Launching a brand in a new city.
The complete checklist from someone
who has done it many times
Mumbai is not Pune. Goa is not Delhi. Every city requires its own approach.
We have launched brands in 9 cities across India: Mumbai, Pune, Nashik, Delhi, Navi Mumbai, Kolhapur, Ahilyanagar, Nagpur and Goa. Each one has taught us something the previous ones did not. What follows is the checklist I wish we had had before the first one.
The biggest mistake businesses make when launching in a new city is assuming that what worked in their home market will work everywhere. It will not. Mumbai is not Pune. Goa is not Delhi. Nagpur is not Nashik. Each city has its own media behaviour, its own vendor landscape, its own cultural vocabulary, and its own competitive context. A launch that ignores those differences is a launch that will underperform.
Before you launch: the research phase
1. Map the media landscape of the specific city
Which FM stations have the highest reach in this market? Which regional language newspapers are actually read (not just circulated)? Which outdoor locations see the highest footfall for your target audience? Which digital platforms are most used in this city? In Nagpur, certain regional publications carry significantly more weight than in Pune. In Goa, outdoor media in specific tourist corridors outperforms almost every other medium. You cannot assume. You must research.
2. Understand the local competitive landscape
Who are the established players in this category in this city? How are they positioned? What do they look like and sound like? The differentiation strategy for your brand in a new market must be calibrated against the local competition, not just against your national competitors. A positioning that is highly differentiated in Pune may be commoditised in Mumbai.
3. Build your local vendor network before you need it
Printers, hoarding vendors, installation teams, event management companies. Every city has its own ecosystem. Quality, reliability and pricing vary enormously. Discovering this on launch day is too late. Build and vet your vendor relationships in the new city at least four weeks before launch. This alone has saved us from disaster on multiple occasions.
"The vendor network is launch infrastructure. Build it before you need it, not on the morning you need it."
The launch toolkit: what must be ready before day one
- Outdoor creative in all required formats for the specific city's hoarding sizes (these vary by city and by vendor)
- Print ads in regional language formats if the market warrants. A Hindi or Marathi ad will outperform an English one in many markets outside Mumbai
- Digital creative adapted for local context: if you are using location-specific references or visuals, ensure they actually resonate with the local audience
- Radio script recorded and approved. Do not arrive on launch week still writing scripts
- A city-specific landing page or at minimum a city-specific section of your website, so that when people search for you in this city, what they find is relevant to them
- A local contact number or at minimum a clear way for enquiries from this city to be routed and responded to quickly
The launch week: what to watch and manage
Hoarding installation quality
Check every hoarding installation before launch day. Not via photo: physically if possible, or via a local representative whose judgment you trust. A poorly installed hoarding, peeling, crooked, partially obscured, is worse than no hoarding.

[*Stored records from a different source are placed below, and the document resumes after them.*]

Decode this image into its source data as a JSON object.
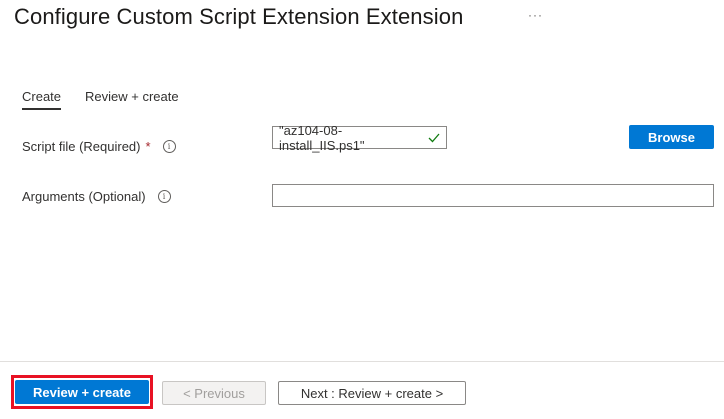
{
  "header": {
    "title": "Configure Custom Script Extension Extension",
    "more_label": "···"
  },
  "tabs": [
    {
      "label": "Create",
      "active": true
    },
    {
      "label": "Review + create",
      "active": false
    }
  ],
  "form": {
    "script_file": {
      "label": "Script file (Required)",
      "required_marker": "*",
      "value": "\"az104-08-install_IIS.ps1\"",
      "valid": true,
      "browse_label": "Browse"
    },
    "arguments": {
      "label": "Arguments (Optional)",
      "value": ""
    },
    "info_glyph": "i"
  },
  "footer": {
    "review_create_label": "Review + create",
    "previous_label": "< Previous",
    "next_label": "Next : Review + create >"
  },
  "colors": {
    "accent": "#0078d4",
    "highlight": "#e81123",
    "valid_check": "#107c10",
    "required": "#a4262c"
  },
  "icons": [
    "more-icon",
    "info-icon",
    "checkmark-icon"
  ]
}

It signals a brand that does not care about its own presentation.
Media delivery confirmation
Confirm that every media booking has actually run. Radio spots get bumped. Print positions get changed. Digital campaigns go live late or with the wrong creative. Have a system to confirm delivery of every media element within 24 hours of its scheduled appearance.
Local feedback loop
Have someone in the city who can tell you what the market is actually experiencing in the first week. Not a sales report. Qualitative feedback. Are people talking about the launch? Are they walking into the store because they saw the hoarding? Are they mentioning where they heard about you? This feedback shapes the weeks two through eight of the campaign.
The 90-day plan: sustenance after launch
A launch campaign that runs for two weeks and then stops is not a brand launch: it is a brand announcement. The 90 days after launch day are where brand awareness actually builds. The sustenance plan, what media stays active, what digital content continues, what PR activity happens, must be planned and budgeted before launch day, not figured out on day 15 when the initial energy has dissipated.
Plan your launch media to run for a minimum of 8 weeks. Plan your digital content to run for 12 weeks. Plan at least one PR or activation moment in weeks four to six that regenerates conversation about the brand in the market.